The United Nations’ cultural body said the decision raised questions about the impact on its universal value as a site of importance transcending borders and generations, which is necessary to be included on its coveted list of World Heritage sites.
Mr Erdogan has demanded that the the hugely symbolic world heritage site should be turned back into a mosque despite widespread international criticism, including from the United States and Orthodox Christian leaders. The move could also deepen tensions with neighbouring Greece.
Cypriot Foreign Minister Nikos Christodoulides, a Greek Cypriot, posted on his official Twitter account that Cyprus “strongly condemns Turkey’s actions on Hagia Sophia in its effort to distract domestic opinion and calls on Turkey to respect its international obligations.”

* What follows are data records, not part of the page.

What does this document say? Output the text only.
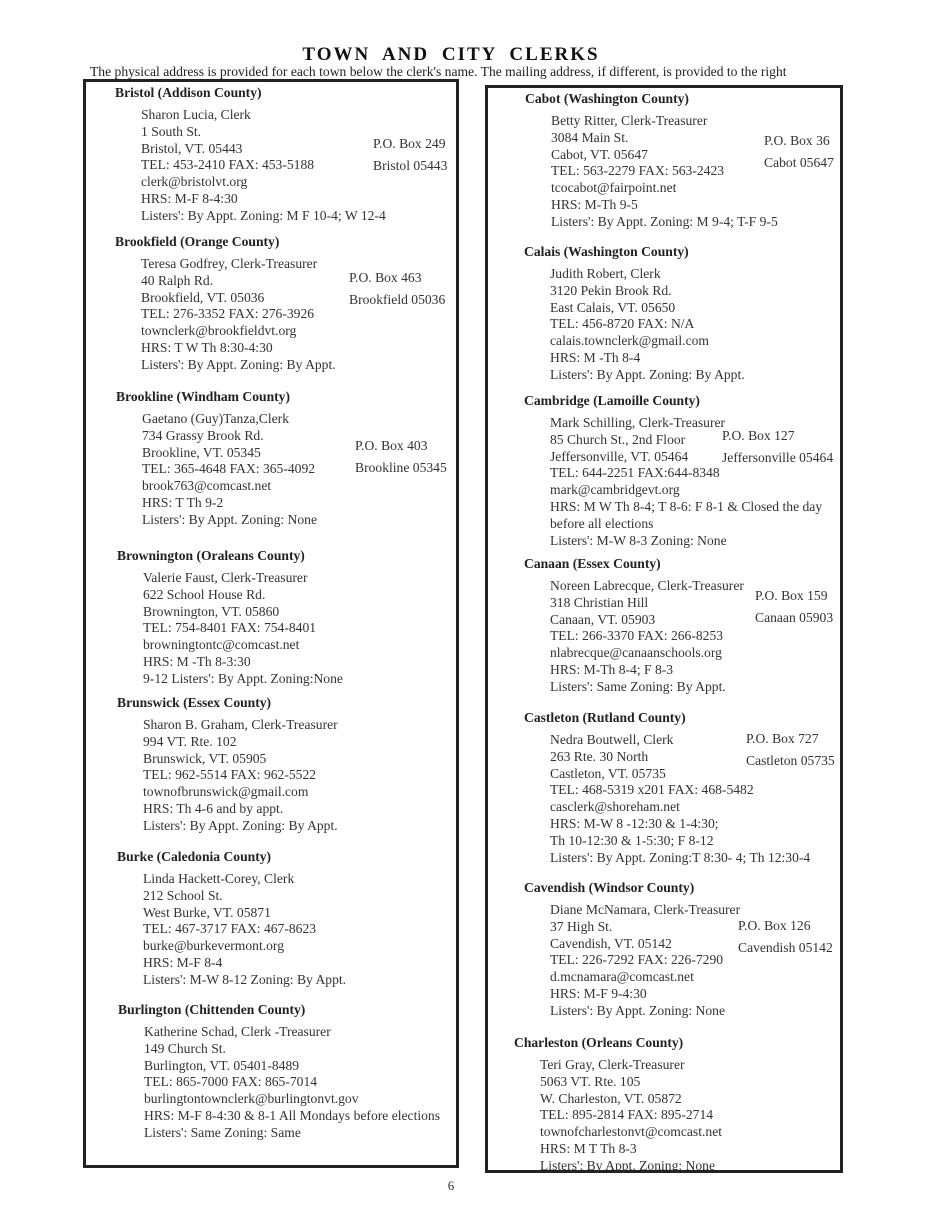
TOWN AND CITY CLERKS
The physical address is provided for each town below the clerk's name. The mailing address, if different, is provided to the right
Bristol (Addison County)
Sharon Lucia, Clerk
1 South St.
Bristol, VT. 05443
TEL: 453-2410 FAX: 453-5188
clerk@bristolvt.org
HRS: M-F 8-4:30
Listers': By Appt. Zoning: M F 10-4; W 12-4
P.O. Box 249
Bristol 05443
Brookfield (Orange County)
Teresa Godfrey, Clerk-Treasurer
40 Ralph Rd.
Brookfield, VT. 05036
TEL: 276-3352 FAX: 276-3926
townclerk@brookfieldvt.org
HRS: T W Th 8:30-4:30
Listers': By Appt. Zoning: By Appt.
P.O. Box 463
Brookfield 05036
Brookline (Windham County)
Gaetano (Guy)Tanza,Clerk
734 Grassy Brook Rd.
Brookline, VT. 05345
TEL: 365-4648 FAX: 365-4092
brook763@comcast.net
HRS: T Th 9-2
Listers': By Appt. Zoning: None
P.O. Box 403
Brookline 05345
Brownington (Oraleans County)
Valerie Faust, Clerk-Treasurer
622 School House Rd.
Brownington, VT. 05860
TEL: 754-8401 FAX: 754-8401
browningtontc@comcast.net
HRS: M -Th 8-3:30
9-12 Listers': By Appt. Zoning:None
Brunswick (Essex County)
Sharon B. Graham, Clerk-Treasurer
994 VT. Rte. 102
Brunswick, VT. 05905
TEL: 962-5514 FAX: 962-5522
townofbrunswick@gmail.com
HRS: Th 4-6 and by appt.
Listers': By Appt. Zoning: By Appt.
Burke (Caledonia County)
Linda Hackett-Corey, Clerk
212 School St.
West Burke, VT. 05871
TEL: 467-3717 FAX: 467-8623
burke@burkevermont.org
HRS: M-F 8-4
Listers': M-W 8-12 Zoning: By Appt.
Burlington (Chittenden County)
Katherine Schad, Clerk -Treasurer
149 Church St.
Burlington, VT. 05401-8489
TEL: 865-7000 FAX: 865-7014
burlingtontownclerk@burlingtonvt.gov
HRS: M-F 8-4:30 & 8-1 All Mondays before elections
Listers': Same Zoning: Same
Cabot (Washington County)
Betty Ritter, Clerk-Treasurer
3084 Main St.
Cabot, VT. 05647
TEL: 563-2279 FAX: 563-2423
tcocabot@fairpoint.net
HRS: M-Th 9-5
Listers': By Appt. Zoning: M 9-4; T-F 9-5
P.O. Box 36
Cabot 05647
Calais (Washington County)
Judith Robert, Clerk
3120 Pekin Brook Rd.
East Calais, VT. 05650
TEL: 456-8720 FAX: N/A
calais.townclerk@gmail.com
HRS: M -Th 8-4
Listers': By Appt. Zoning: By Appt.
Cambridge (Lamoille County)
Mark Schilling, Clerk-Treasurer
85 Church St., 2nd Floor
Jeffersonville, VT. 05464
TEL: 644-2251 FAX:644-8348
mark@cambridgevt.org
HRS: M W Th 8-4; T 8-6: F 8-1 & Closed the day
before all elections
Listers': M-W 8-3 Zoning: None
P.O. Box 127
Jeffersonville 05464
Canaan (Essex County)
Noreen Labrecque, Clerk-Treasurer
318 Christian Hill
Canaan, VT. 05903
TEL: 266-3370 FAX: 266-8253
nlabrecque@canaanschools.org
HRS: M-Th 8-4; F 8-3
Listers': Same Zoning: By Appt.
P.O. Box 159
Canaan 05903
Castleton (Rutland County)
Nedra Boutwell, Clerk
263 Rte. 30 North
Castleton, VT. 05735
TEL: 468-5319 x201 FAX: 468-5482
casclerk@shoreham.net
HRS: M-W 8 -12:30 & 1-4:30;
Th 10-12:30 & 1-5:30; F 8-12
Listers': By Appt. Zoning:T 8:30- 4; Th 12:30-4
P.O. Box 727
Castleton 05735
Cavendish (Windsor County)
Diane McNamara, Clerk-Treasurer
37 High St.
Cavendish, VT. 05142
TEL: 226-7292 FAX: 226-7290
d.mcnamara@comcast.net
HRS: M-F 9-4:30
Listers': By Appt. Zoning: None
P.O. Box 126
Cavendish 05142
Charleston (Orleans County)
Teri Gray, Clerk-Treasurer
5063 VT. Rte. 105
W. Charleston, VT. 05872
TEL: 895-2814 FAX: 895-2714
townofcharlestonvt@comcast.net
HRS: M T Th 8-3
Listers': By Appt. Zoning: None
6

Mr Christodoulides said Turkey’s “escalating, flagrant violation of its international obligations is manifested in its decision to alter the designation of Hagia Sophia, a world heritage site that is a universal symbol of the Orthodox faith.”
Patriarch Kirill, the leader of the Russian Orthodox Church, called for “prudence” and the preservation of the “current neutral status” for the Hagia Sophia, which he said was one of Christianity’s “devoutly venerated symbols.”
In a statement this week, he said: “Russia is a country with the majority of the population professing Orthodoxy, and so, what may happen to Hagia Sophia will inflict great pain on the Russian people.”
US State Secretary Mike Pompeo said last month that the landmark should remain a museum to serve as bridge between faiths and cultures.
Mr Erdogan, a devout Muslim, has frequently used the Hagia Sophia issue, which sits at the heart of Turkey’s religious-secular divide, to drum up support for his Islamic-rooted party.
Some Islamic prayers have been held in the museum in recent years and in a major symbolic move, Mr Erdogan recited the opening verse of the Quran in Hagia Sophia in 2018.
Built under Byzantine Emperor Justinian, Hagia Sophia was the main seat of the Eastern Orthodox church for centuries, where emperors were crowned amid ornate marble and mosaic decorations.
Four minarets were added to the terracotta-hued structure with cascading domes and the building was turned into an imperial mosque following the 1453 Ottoman conquest of Constantinople — the city that is now Istanbul.
The building opened its doors as a museum in 1935, a year after the Council of Ministers’ decision.